D'une manière générale, l'interdiction du port du voile dans le sport français a des conséquences pour "les femmes et les filles musulmanes portant un couvre-chef religieux qui essaient de pratiquer un sport dans leur vie", déplore l'ONG.

Quelle est la position du CIO ?

Du côté des organisateurs, rien n'interdit le port de signes religieux pendant les Jeux. Le Comité international olympique laisse les États qui envoient leurs délégations faire comme ils le souhaitent. Au sein du Village olympique, à Saint-Denis, où sont logés les athlètes, le port de signes religieux n'est d'ailleurs pas interdit, et des représentants religieux seront même présents pour accompagner les athlètes. 

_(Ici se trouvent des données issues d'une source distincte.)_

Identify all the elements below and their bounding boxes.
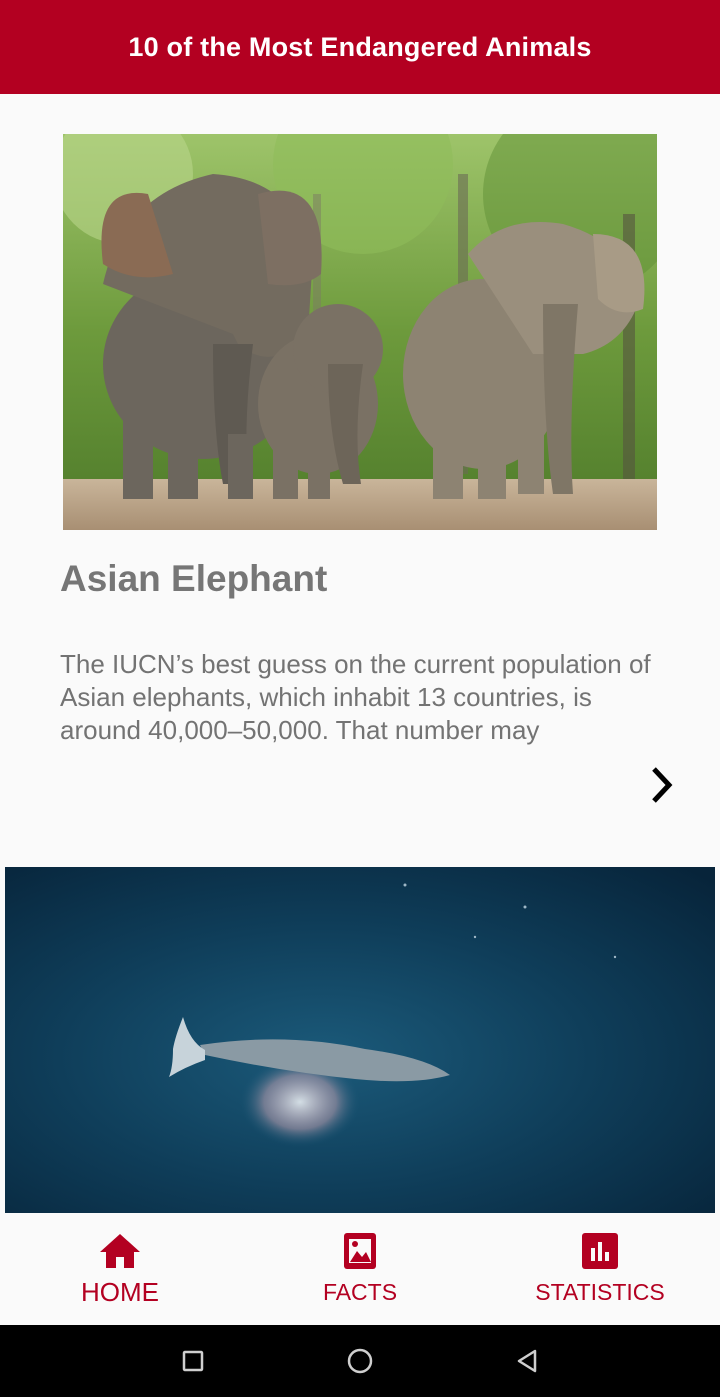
animal-list[interactable]: Asian Elephant The IUCN’s best guess on … xyxy=(0,94,720,1213)
nav-statistics[interactable]: STATISTICS xyxy=(480,1213,720,1325)
nav-home-label: HOME xyxy=(81,1277,159,1307)
home-system-button[interactable] xyxy=(338,1339,382,1383)
next-button[interactable] xyxy=(640,760,684,810)
recents-button[interactable] xyxy=(171,1339,215,1383)
bar-chart-icon xyxy=(582,1233,618,1269)
bottom-nav: HOME FACTS STATISTICS xyxy=(0,1213,720,1325)
app-bar: 10 of the Most Endangered Animals xyxy=(0,0,720,94)
asian-elephant-image[interactable] xyxy=(63,134,657,530)
back-button[interactable] xyxy=(505,1339,549,1383)
home-icon xyxy=(100,1234,140,1268)
nav-facts[interactable]: FACTS xyxy=(240,1213,480,1325)
nav-statistics-label: STATISTICS xyxy=(535,1279,665,1305)
image-icon xyxy=(344,1233,376,1269)
animal-title: Asian Elephant xyxy=(60,558,328,599)
whale-image[interactable] xyxy=(5,867,715,1213)
back-triangle-icon xyxy=(517,1349,536,1373)
chevron-right-icon xyxy=(652,767,673,803)
recents-square-icon xyxy=(183,1350,204,1372)
home-circle-icon xyxy=(347,1348,373,1374)
animal-description: The IUCN’s best guess on the current pop… xyxy=(60,649,651,745)
nav-home[interactable]: HOME xyxy=(0,1213,240,1325)
nav-facts-label: FACTS xyxy=(322,1279,398,1305)
system-nav-bar xyxy=(0,1325,720,1397)
page-title: 10 of the Most Endangered Animals xyxy=(128,31,592,62)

Une position saluée par Amnesty International, qui déplore toutefois l'absence de prise de position du CIO, qui "n’a jamais contesté la position discriminatoire des autorités françaises", écrit l'ONG. Le Comité, quand il a été interpellé par Amnesty International, s'en est "simplement remis à la responsabilité des autorités françaises, indiquant que leur interdiction du couvre-chef religieux ne relevait pas de la responsabilité du mouvement olympique."

Quelle est la position de la France ?

En France, la loi n'interdit pas explicitement le port du voile lors des compétitions sportives. Il existe bien une "obligation de neutralité religieuse" dans les textes, mais elle ne s'applique qu'aux agents de la fonction publique. Or, les fédérations sportives sont des organismes privés. Face à ce vide juridique, chaque fédération sportive s'organise de son côté et en France, les positions varient.

Amnesty International cite par exemple la Fédération française de football, qui interdit "tout port de signe ou tenue manifestant ostensiblement une appartenance politique, philosophique, religieuse ou syndicale". En novembre 2021, le collectif "les Hijabeuses" avait engagé une action en justice contre la FFF, devant le Conseil d'État. Ce dernier s'était alors prononcé "en faveur de la
FFF, estimant qu’il n’était pas nécessaire de modifier sa politique discriminatoire", dénonce Amnesty International.

L'ONG déplore d'ailleurs que, sur les 38 pays qu'elle a étudiés, la France est le seul pays d’Europe à interdire le port de couvre-chefs religieux dans le sport, notamment dans le football, le basketball et le volleyball féminins. "Aucun autre pays de la région, que ce soit au niveau des lois nationales ou des règlements de chaque sport, n’a inscrit dans ses règles une interdiction des couvre-chefs religieux, comme ceux portés par certaines femmes et filles sportives musulmanes", déplore Amnesty International. 

Qu'en est-il dans les autres pays ? 

Il n'existe aucune interdiction à proprement parler du port du voile dans des compétitions sportives à l'étranger. Certaines instances internationales ont même supprimé cette interdiction, rappelle Amnesty International, comme la FIFA en 2014, ou la Fédération internationale de basketball, qui a annulé une interdiction similaire à la suite d’une campagne menée par des joueuses portant le foulard en 2017.

L'ONG demande ainsi aux instances internationales, "conformément à leurs responsabilités [...] en matière de droits humains", de "prendre des mesures" afin d'inciter les fédérations françaises à supprimer les interdictions de port du voile.